Is Skin Picking Disorder the same as Trichotillomania?

No, Skin Picking Disorder and Trichotillomania are two separate conditions. Trichotillomania is a condition characterized by recurrent pulling out of hair, while Skin Picking Disorder involves picking at the skin.

Can Skin Picking Disorder cause physical harm?

Yes, Skin Picking Disorder can cause physical harm such as scarring, infections, and other skin damage. In severe cases, it can also lead to significant emotional distress and impaired functioning.

How can I help a loved one with Skin Picking Disorder?

If you know someone who is struggling with Skin Picking Disorder, the best thing you can do is offer support and encourage them to seek professional help.

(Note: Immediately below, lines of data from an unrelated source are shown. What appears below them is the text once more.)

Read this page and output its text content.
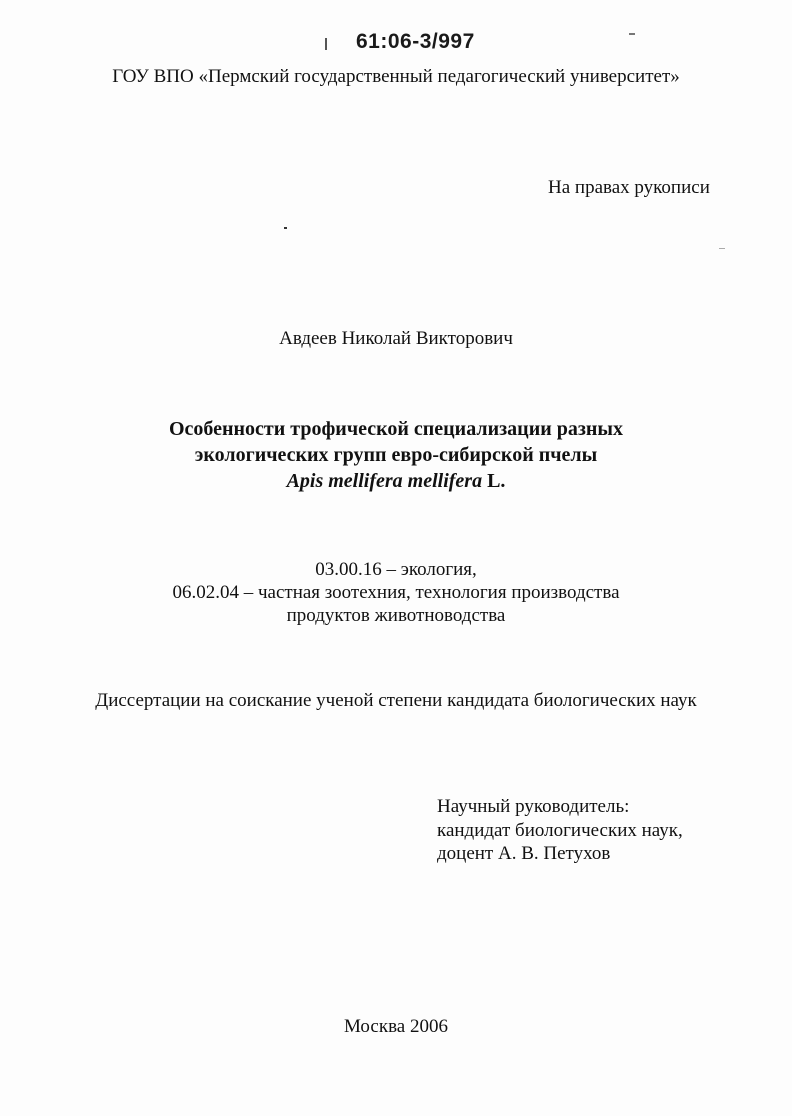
61:06-3/997
ГОУ ВПО «Пермский государственный педагогический университет»
На правах рукописи
Авдеев Николай Викторович
Особенности трофической специализации разных
экологических групп евро-сибирской пчелы
Apis mellifera mellifera L.
03.00.16 – экология,
06.02.04 – частная зоотехния, технология производства
продуктов животноводства
Диссертации на соискание ученой степени кандидата биологических наук
Научный руководитель:
кандидат биологических наук,
доцент А. В. Петухов
Москва 2006
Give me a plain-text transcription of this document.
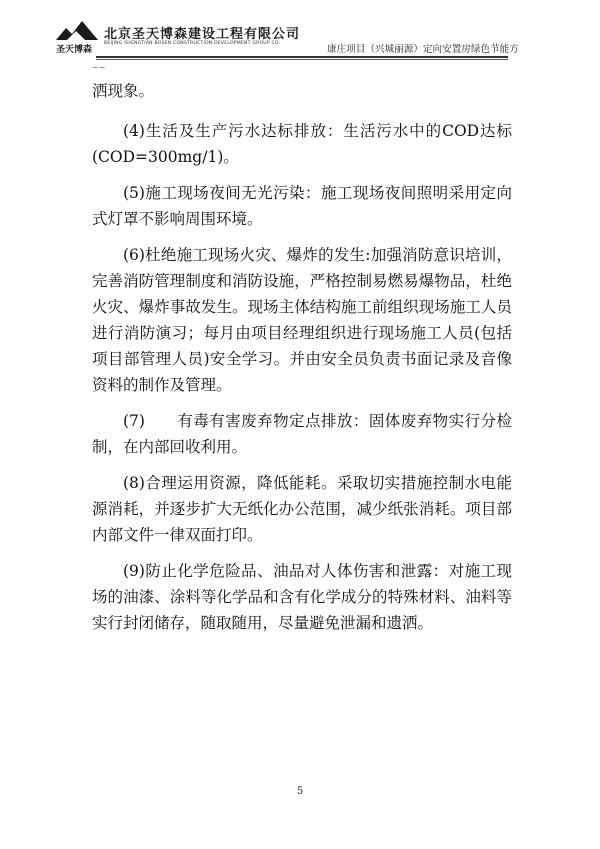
圣天博森
北京圣天博森建设工程有限公司
BEIJING SHENGTIAN BOSEN CONSTRUCTION DEVELOPMENT GROUP CO.
康庄项目（兴城丽源）定向安置房绿色节能方
~~

洒现象。

(4)生活及生产污水达标排放：生活污水中的COD达标(COD=300mg/1)。

(5)施工现场夜间无光污染：施工现场夜间照明采用定向式灯罩不影响周围环境。

(6)杜绝施工现场火灾、爆炸的发生:加强消防意识培训，完善消防管理制度和消防设施，严格控制易燃易爆物品，杜绝火灾、爆炸事故发生。现场主体结构施工前组织现场施工人员进行消防演习；每月由项目经理组织进行现场施工人员(包括项目部管理人员)安全学习。并由安全员负责书面记录及音像资料的制作及管理。

(7)　　有毒有害废弃物定点排放：固体废弃物实行分检制，在内部回收利用。

(8)合理运用资源，降低能耗。采取切实措施控制水电能源消耗，并逐步扩大无纸化办公范围，减少纸张消耗。项目部内部文件一律双面打印。

(9)防止化学危险品、油品对人体伤害和泄露：对施工现场的油漆、涂料等化学品和含有化学成分的特殊材料、油料等实行封闭储存，随取随用，尽量避免泄漏和遗洒。

5
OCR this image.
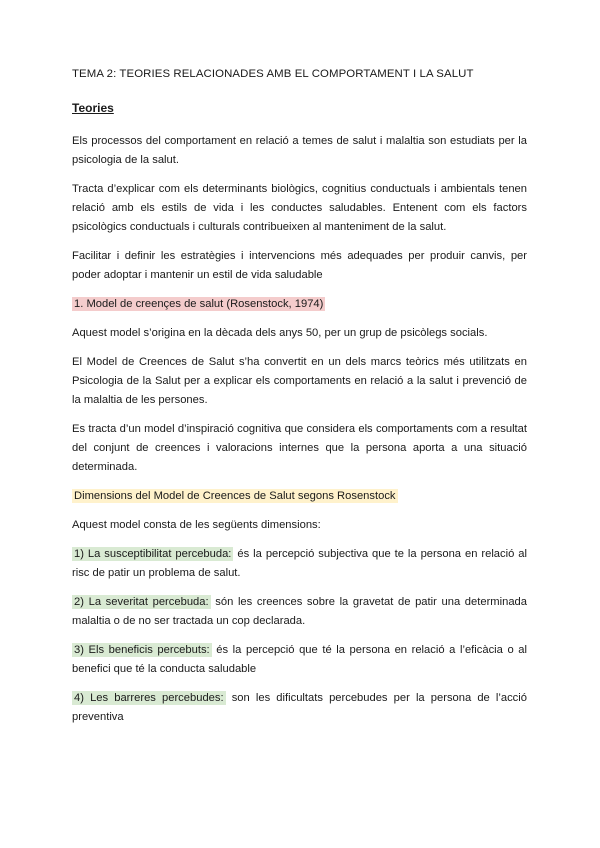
TEMA 2: TEORIES RELACIONADES AMB EL COMPORTAMENT I LA SALUT
Teories

Els processos del comportament en relació a temes de salut i malaltia son estudiats per la psicologia de la salut.

Tracta d’explicar com els determinants biològics, cognitius conductuals i ambientals tenen relació amb els estils de vida i les conductes saludables. Entenent com els factors psicològics conductuals i culturals contribueixen al manteniment de la salut.

Facilitar i definir les estratègies i intervencions més adequades per produir canvis, per poder adoptar i mantenir un estil de vida saludable

1. Model de creençes de salut (Rosenstock, 1974)

Aquest model s’origina en la dècada dels anys 50, per un grup de psicòlegs socials.

El Model de Creences de Salut s’ha convertit en un dels marcs teòrics més utilitzats en Psicologia de la Salut per a explicar els comportaments en relació a la salut i prevenció de la malaltia de les persones.

Es tracta d’un model d’inspiració cognitiva que considera els comportaments com a resultat del conjunt de creences i valoracions internes que la persona aporta a una situació determinada.

Dimensions del Model de Creences de Salut segons Rosenstock

Aquest model consta de les següents dimensions:

1) La susceptibilitat percebuda: és la percepció subjectiva que te la persona en relació al risc de patir un problema de salut.

2) La severitat percebuda: són les creences sobre la gravetat de patir una determinada malaltia o de no ser tractada un cop declarada.

3) Els beneficis percebuts: és la percepció que té la persona en relació a l’eficàcia o al benefici que té la conducta saludable

4) Les barreres percebudes: son les dificultats percebudes per la persona de l’acció preventiva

You can also educate yourself about the condition and help your loved one identify triggers and develop healthy coping strategies.


In conclusion, Skin Picking Disorder is a serious condition that can cause physical and emotional distress. While the exact cause is unknown, it is believed to be a combination of genetic and environmental factors. Treatment for the condition typically involves a combination of therapy and medication, and self-care techniques such as identifying triggers and engaging in activities that keep the hands busy can also be helpful. With proper management, people with Skin Picking Disorder can improve their quality of life and reduce their symptoms.